Sans qu’on puisse parler d’« école » au sens strict, un grand nombre de romanciers, admettant tout ou partie des principes énoncés par Zola, se laissent au moins pour un temps rattacher au naturalisme, dans une atmosphère d’intenses polémiques. Les Concourt, dont le roman Germinie Lacerteux (1865) fait figure de premier roman naturaliste, ne se laissent pas embrigader mais mènent un combat parallèle, tout en rappelant leur antériorité. Le jeune J.-K. Huysmans est un partisan convaincu, Alphonse Daudet un compagnon de route. Selon la périodisation d’Yves Chevrel, une « première lame de fond naturaliste» se situe en 1879-1881. En 1880, Les Soirées de Médan, recueil de nouvelles sur la guerre de 1870 signées Zola, Maupassant, Huysmans, Henri Géard, Léon Hennique et Paul Alexis, imposent l’existence d’un groupe. Les années 1885-1888 sont celles du « naturalisme triomphant », non seulement en France mais en Europe (Zola, Germinal, Maupassant, Bel-Ami, 1885 ; au théâtre : Tolstoï, La Puissance des ténèbres, 1886, Strindberg, Mademoiselle Julie, 1888). Le début de la décennie 1890 voit passer la « dernière vague naturaliste ». La publication du Docteur Pascal en 1893 marque l’achèvement de la grande fresque des Rougon-Macquart, régulièrement poursuivie par Zola depuis La Fortune des Rougon (1871) à raison d’un volume annuel.
Le naturalisme suscita des réactions violentes, des critiques acerbes (Brunetière, Le Roman naturaliste, 1882), des dissensions internes et des défections. Dès 1884, A rebours de J.-K. Huysmans, roman à un seul personnage, écrit en partie sur le mode du soliloque et proclamant que « la nature a fait son temps », ouvrait la voie du décadentisme. Huysmans expliquera plus tard que le naturalisme zolien commençait à lui paraître une impasse (préface de 1903). Bien des thèmes sont communs cependant au naturalisme et à la littérature de la « décadence », l’optimisme final affiché par Zola ne pouvant suffire à compenser la somme de tares, de névroses, de crimes et de malheurs que le naturalisme met au jour dans la peinture d’un monde moderne à la fois révéré et condamné.
naturisme.

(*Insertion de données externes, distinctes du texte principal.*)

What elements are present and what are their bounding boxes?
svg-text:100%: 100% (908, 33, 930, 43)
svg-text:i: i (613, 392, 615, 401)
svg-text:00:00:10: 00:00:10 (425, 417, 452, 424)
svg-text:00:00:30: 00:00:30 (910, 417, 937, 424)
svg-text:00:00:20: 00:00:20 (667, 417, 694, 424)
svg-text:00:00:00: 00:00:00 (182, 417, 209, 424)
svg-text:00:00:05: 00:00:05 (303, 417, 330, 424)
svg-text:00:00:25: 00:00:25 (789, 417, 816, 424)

Mouvement fondé autour de 1895 par Saint-Georges de Bouhélier et Maurice Leblond qui, contre le symbolisme, prône « une joyeuse acceptation du monde » qu’il convient de célébrer au plus près de ce qu’il est, le naturisme est une philosophie de l’existence autant qu’une doctrine littéraire. Des œuvres s’en réclamèrent jusque vers 1910, mais aucune d’entre elles n’eut vraiment d’éclat, et si André Gide, Francis Jammes ou Paul Fort témoignèrent un moment de la sympathie pour le mouvement, ils restèrent en dehors de lui.
neglegentia diligens. Cette expression due à Cicéron, que l’on peut traduire littéralement par « négligence diligente », désigne une notion cruciale de la pensée rhétorique classique : elle est liée à l’idée de naturel et appartient aux qualités du style simple. Elle vise l’idéal d’élégance de la parole souple et improvisée de la conversation {sermo), et s’oppose donc aux aspects trop artificiels d’une rhétorique publique : cet idéal nourrit tout l’imaginaire de la conversation classique, qui est elle-même le « patron » de la littérature mondaine (romans, nouvelles, comédies, poésies), et correspond aussi au naturel rêvé d’une langue française où l’on s’efforce de définir le « bon usage » en voulant échapper au pédantisme des grammairiens. Venue de la rhétorique, cette notion est au cœur de la sociabilité mondaine qui s’instaure alors autour de l’idéal d’honnête homme : elle a été relayée par l’Italie (avec la sprezzatura décrite dans Le Courtisan de Baldassare Castiglione) et aboutit au « je-ne-sais-quoi » défini par le P. Bouhours, qui qualifie ainsi ce qui fait l’élégance d’un discours sans qu’il soit possible de le définir avec précision {Entretiens d'Ariste et d'Eugène, 1671).
néoclassique. Cet adjectif désigne généralement l’esthétique qui a dominé, en Europe, de la veille de la Révolution française jusqu’au romantisme : il caractérise un retour aux formes antiques, redécouvertes notamment par l’archéologie et l’histoire de l’art du second XVIIIe siècle {Histoire de l'art de l'Antiquité de Winckelmann, 1764), et il correspond à une réaction contre les excès de l’esthétique rococo dominante au milieu du siècle. En littérature, néoclassique s’applique par extension aux œuvres qui s’inspirent à nouveau des sources grecques et latines, à la fois par goût de la simplicité, et par nostalgie pour les grands modèles classiques de la littérature du XVIIe siècle : à ce titre, Fénelon, auteur du Télémaque (1699), est un grand modèle pour les années 1770-1780. Le poète André Chénier (1762-1794) est caractéristique de cette tendance esthétique, qui sera dominante pendant le Premier Empire (au point de s’identifier avec cette période), quitte à dériver vers un académisme un peu artificiel. Contemporain du romantisme, Maurice de Guérin (1810-1839) poursuit cette tendance dans les années 1830 {Le Centaure, 1835), et, à la fin du XIXe siècle, une nouvelle tentative de retour aux sources helléniques, liée à l’École romane, peut être qualifiée aussi de néoclassique (Jean Moréas, Les Stances, 1905).